L’article 10, complétant l’article L. 242-1 du code de la sécurité sociale, prévoit que les versements de l’employeur sont exclus de l’assiette des cotisations sociales. Toutefois, cette exonération s’inscrit dans une enveloppe égale, en vertu de l’article D. 242–1 du même code, à 85 % du plafond annuel de la sécurité sociale, soit 148.000 francs, et comprenant également les contributions de l’employeur destinées au financement des prestations complémentaires de retraite et de prévoyance, en particulier les retraites complémentaires obligatoires.

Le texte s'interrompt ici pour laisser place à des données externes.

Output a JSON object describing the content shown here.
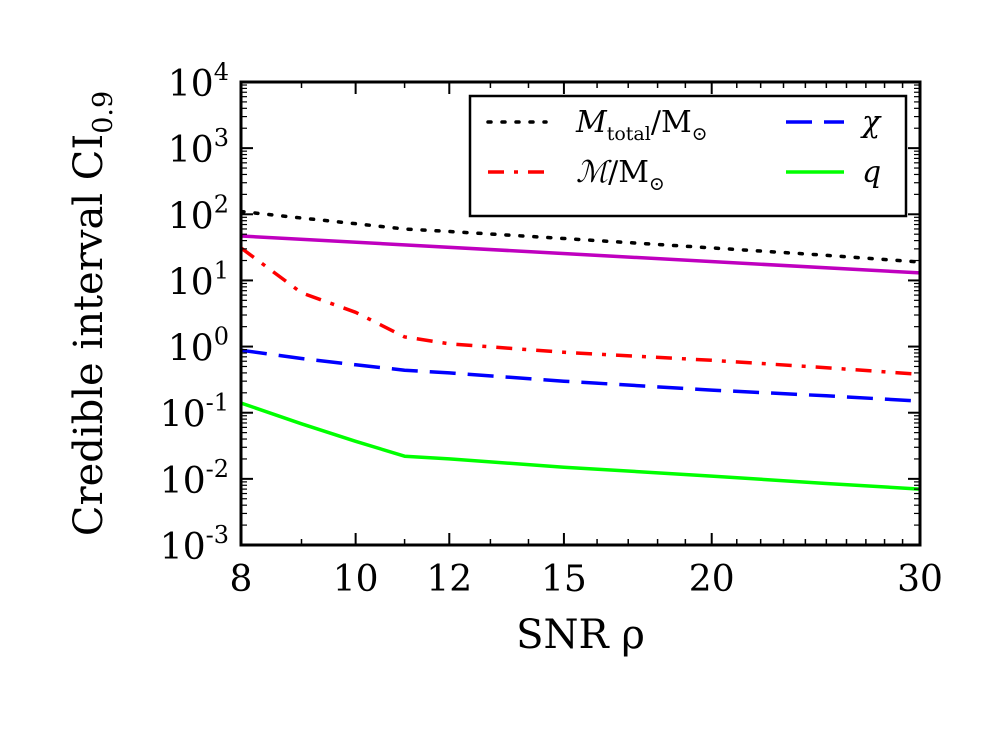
{
  "chart_data": {
    "type": "line",
    "xlabel": "SNR ρ",
    "ylabel": "Credible interval CI",
    "ylabel_subscript": "0.9",
    "xscale": "log",
    "yscale": "log",
    "xlim": [
      8,
      30
    ],
    "ylim": [
      0.001,
      10000
    ],
    "x_ticks": [
      8,
      10,
      12,
      15,
      20,
      30
    ],
    "x_tick_labels": [
      "8",
      "10",
      "12",
      "15",
      "20",
      "30"
    ],
    "y_ticks": [
      0.001,
      0.01,
      0.1,
      1,
      10,
      100,
      1000,
      10000
    ],
    "y_tick_labels": [
      {
        "base": "10",
        "exp": "-3"
      },
      {
        "base": "10",
        "exp": "-2"
      },
      {
        "base": "10",
        "exp": "-1"
      },
      {
        "base": "10",
        "exp": "0"
      },
      {
        "base": "10",
        "exp": "1"
      },
      {
        "base": "10",
        "exp": "2"
      },
      {
        "base": "10",
        "exp": "3"
      },
      {
        "base": "10",
        "exp": "4"
      }
    ],
    "legend_position": "upper-right",
    "series": [
      {
        "name": "M_total/M_sun",
        "legend_main": "M",
        "legend_sub": "total",
        "legend_tail": "/M",
        "legend_sym": "⊙",
        "legend_column": 0,
        "legend_row": 0,
        "style": "dotted",
        "color": "#000000",
        "x": [
          8,
          8.5,
          9,
          10,
          11,
          12,
          15,
          20,
          25,
          30
        ],
        "values": [
          110,
          98,
          88,
          72,
          60,
          55,
          43,
          31,
          24,
          19
        ]
      },
      {
        "name": "chirp mass / M_sun",
        "legend_main": "ℳ",
        "legend_sub": "",
        "legend_tail": "/M",
        "legend_sym": "⊙",
        "legend_column": 0,
        "legend_row": 1,
        "style": "dashdot",
        "color": "#ff0000",
        "x": [
          8,
          9,
          10,
          11,
          12,
          15,
          20,
          25,
          30
        ],
        "values": [
          31,
          6.5,
          3.3,
          1.4,
          1.1,
          0.82,
          0.62,
          0.48,
          0.38
        ]
      },
      {
        "name": "chi",
        "legend_main": "χ",
        "legend_sub": "",
        "legend_tail": "",
        "legend_sym": "",
        "legend_column": 1,
        "legend_row": 0,
        "style": "dashed",
        "color": "#0000ff",
        "x": [
          8,
          9,
          10,
          11,
          12,
          15,
          20,
          25,
          30
        ],
        "values": [
          0.88,
          0.66,
          0.53,
          0.44,
          0.4,
          0.3,
          0.22,
          0.18,
          0.15
        ]
      },
      {
        "name": "q",
        "legend_main": "q",
        "legend_sub": "",
        "legend_tail": "",
        "legend_sym": "",
        "legend_column": 1,
        "legend_row": 1,
        "style": "solid",
        "color": "#00ff00",
        "x": [
          8,
          9,
          10,
          11,
          12,
          15,
          20,
          25,
          30
        ],
        "values": [
          0.14,
          0.068,
          0.037,
          0.022,
          0.02,
          0.015,
          0.011,
          0.0085,
          0.007
        ]
      },
      {
        "name": "unlabeled",
        "legend_main": "",
        "in_legend": false,
        "style": "solid",
        "color": "#bf00bf",
        "x": [
          8,
          30
        ],
        "values": [
          47,
          13
        ]
      }
    ]
  }
}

En application de l’article 8, le plan de prévoyance retraite ouvre droit au paiement d’une rente viagère à compter de la date de la cessation d’activité et, au plus tôt, à l’âge requis pour bénéficier d’une pension de retraite du régime général. L’adhérent au plan peut également demander que cette rente soit versée, après son décès, à son conjoint survivant à compter de sa soixantième année. L’article 11, modifiant l’article 158 du code général des impôts, prévoit expressément l’imposition de cette rente dans la catégorie des pensions et retraites : elle bénéficie donc de l’abattement spécifique de 10 % puis de l’abattement général de 20 %. Cet assujettissement à l’impôt sur le revenu est la contrepartie logique de la déduction des versements du revenu imposable.

Votre Rapporteur constate qu’il n’est pas possible d’opposer à ce système les critiques formulées à l’encontre de la loi du 25 mars 1997.

En effet, il s’agit désormais de créer un étage supplémentaire obligatoire, et non plus facultatif, avec sortie exclusive sous forme de rente, laquelle constitue, par excellence, l’expression de la solidarité. En outre, les versements obligatoires de l’employeur sont d’un montant identique pour tous les salariés et sont égaux aux versements obligatoires des salariés. Enfin, les versements facultatifs de l’employeur ne peuvent dépasser le double des versements facultatifs des salariés, ces derniers étant eux-mêmes limités à 25.000 francs par an.

Par ailleurs, les avantages accordés à l’entrée sont strictement encadrés. D’une part, la déductibilité des versements de l’impôt sur le revenu n’est pas intégrale, puisque seule une partie des versements facultatifs en bénéficie. En tout état de cause, elle est limitée par le jeu du plafond de rémunérations prévu à l’article 6 pour les versements obligatoires. D’autre part, l’exonération de cotisations de sécurité sociale dont bénéficient les versements de l’employeur est incluse dans une enveloppe qui est déjà partiellement consacrée à la retraite complémentaire. Elle se justifie par le fait que ceux-ci ne peuvent être assimilés strictement à un complément de salaire, puisqu’il s’agit de financer des droits dont la jouissance est, par nature, incertaine quant à sa durée, voire quant à sa réalité.

Votre Rapporteur vous proposera cependant d’améliorer le texte sur quatre points.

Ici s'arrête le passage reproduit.